Effect of cement kiln dust on geopolymer composition and its resistance to sulfate attack

Abstract

Utilization of cement kiln dust (CKD) with its high alkali content in the activation of geopolymer specimens to create nonconventional cementitious binders was investigated. Relatively high alkaline content of CKD is predominant factor preventing its recycling in cement manufacture. CKD could provide the necessary environment to activate geopolymer materials depending on water-soluble alkalis and sulfate compounds. Materials used in this investigation are ground granulated blast furnace slag (water cooled slag (WCS)), air cooled slag, CKD, and calcined kaolin.
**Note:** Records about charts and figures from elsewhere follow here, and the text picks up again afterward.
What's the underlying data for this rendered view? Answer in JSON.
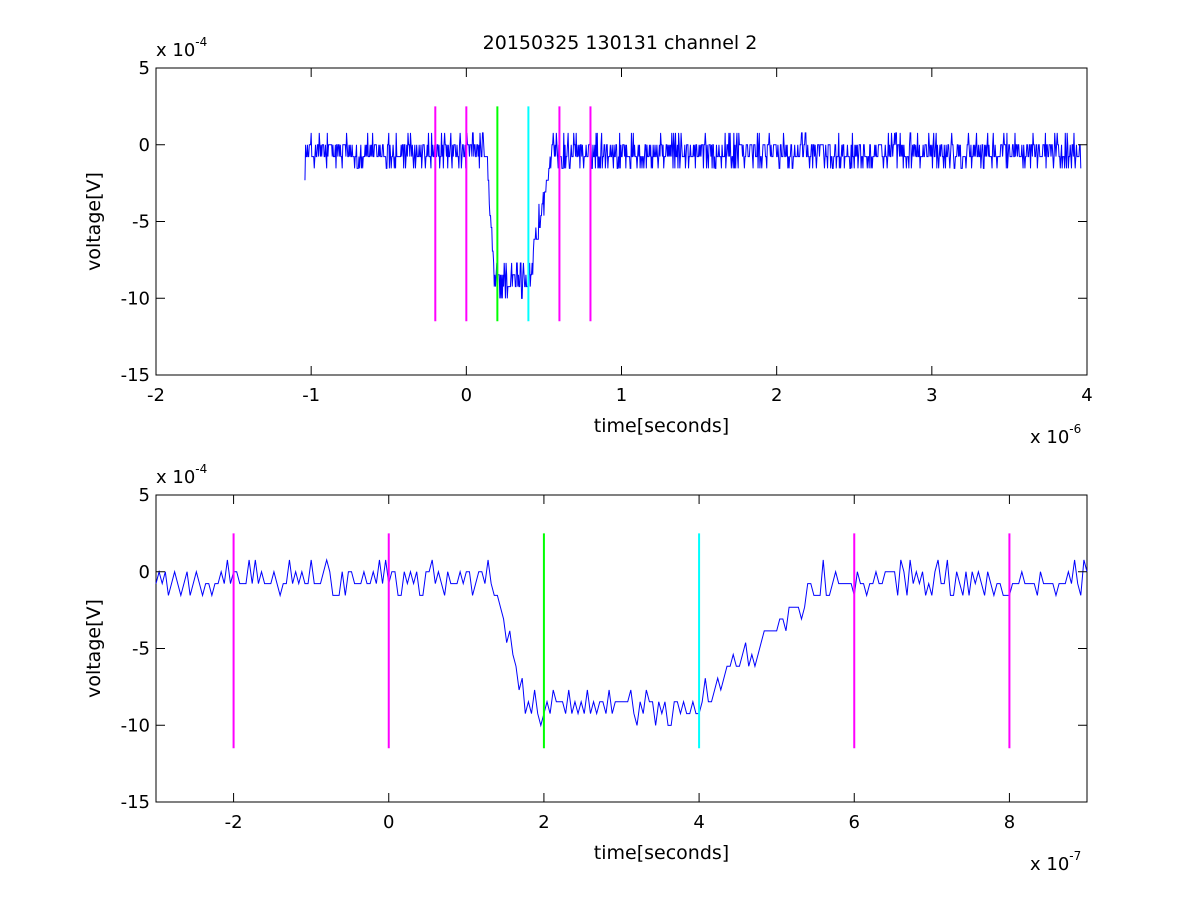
{
  "figure_title": "20150325 130131 channel 2",
  "chart_data": [
    {
      "type": "line",
      "title": "20150325 130131 channel 2",
      "xlabel": "time[seconds]",
      "ylabel": "voltage[V]",
      "x_exponent": {
        "base": "x 10",
        "power": "-6"
      },
      "y_exponent": {
        "base": "x 10",
        "power": "-4"
      },
      "xlim": [
        -2,
        4
      ],
      "ylim": [
        -15,
        5
      ],
      "xticks": [
        -2,
        -1,
        0,
        1,
        2,
        3,
        4
      ],
      "yticks": [
        5,
        0,
        -5,
        -10,
        -15
      ],
      "xtick_labels": [
        "-2",
        "-1",
        "0",
        "1",
        "2",
        "3",
        "4"
      ],
      "ytick_labels": [
        "5",
        "0",
        "-5",
        "-10",
        "-15"
      ],
      "grid": false,
      "legend": "none",
      "series": [
        {
          "color": "#0000ff",
          "x_range": [
            -1.04,
            3.96
          ],
          "points": 1251,
          "baseline": -0.5,
          "noise_amplitude": 1.5,
          "dip": {
            "start": 0.13,
            "fall_end": 0.18,
            "floor": -8.8,
            "rise_start": 0.4,
            "recovered": 0.56
          }
        }
      ],
      "markers": [
        {
          "x": -0.2,
          "color": "#ff00ff"
        },
        {
          "x": 0.0,
          "color": "#ff00ff"
        },
        {
          "x": 0.2,
          "color": "#00ff00"
        },
        {
          "x": 0.4,
          "color": "#00ffff"
        },
        {
          "x": 0.6,
          "color": "#ff00ff"
        },
        {
          "x": 0.8,
          "color": "#ff00ff"
        }
      ],
      "marker_span": [
        -11.5,
        2.5
      ]
    },
    {
      "type": "line",
      "xlabel": "time[seconds]",
      "ylabel": "voltage[V]",
      "x_exponent": {
        "base": "x 10",
        "power": "-7"
      },
      "y_exponent": {
        "base": "x 10",
        "power": "-4"
      },
      "xlim": [
        -3,
        9
      ],
      "ylim": [
        -15,
        5
      ],
      "xticks": [
        -2,
        0,
        2,
        4,
        6,
        8
      ],
      "yticks": [
        5,
        0,
        -5,
        -10,
        -15
      ],
      "xtick_labels": [
        "-2",
        "0",
        "2",
        "4",
        "6",
        "8"
      ],
      "ytick_labels": [
        "5",
        "0",
        "-5",
        "-10",
        "-15"
      ],
      "grid": false,
      "legend": "none",
      "series": [
        {
          "color": "#0000ff",
          "x_range": [
            -3,
            9
          ],
          "points": 301,
          "baseline": -0.5,
          "noise_amplitude": 1.5,
          "dip": {
            "start": 1.3,
            "fall_end": 1.8,
            "floor": -8.8,
            "rise_start": 4.0,
            "recovered": 5.6
          }
        }
      ],
      "markers": [
        {
          "x": -2,
          "color": "#ff00ff"
        },
        {
          "x": 0,
          "color": "#ff00ff"
        },
        {
          "x": 2,
          "color": "#00ff00"
        },
        {
          "x": 4,
          "color": "#00ffff"
        },
        {
          "x": 6,
          "color": "#ff00ff"
        },
        {
          "x": 8,
          "color": "#ff00ff"
        }
      ],
      "marker_span": [
        -11.5,
        2.5
      ]
    }
  ]
}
Calcinations process was done by kaolin firing at 750 C for 3 h. Alkaline activation by 2% NaOH along with the added cement dust was studied as compared with that not activated by sodium hydroxide. Curing was performed at 38 C under 100% relative humidity. Results showed that 25% CKD is the optimum ratio for WCS-geopolymer formation and activation using 2% NaOH along with 25% CKD results in best enhancement in mechanical as well as microstructural characteristics. Activation of metakaolin by 50% CKD has the lowest mechanical properties due to calcium deficiency that bind geopolymer matrix. Effect of 5% magnesium sulfate on WCS and metakaolin activated by CKD results in an enhancement in their mechanical properties up to 3 months, while subjected to a strength loss up to 6 months.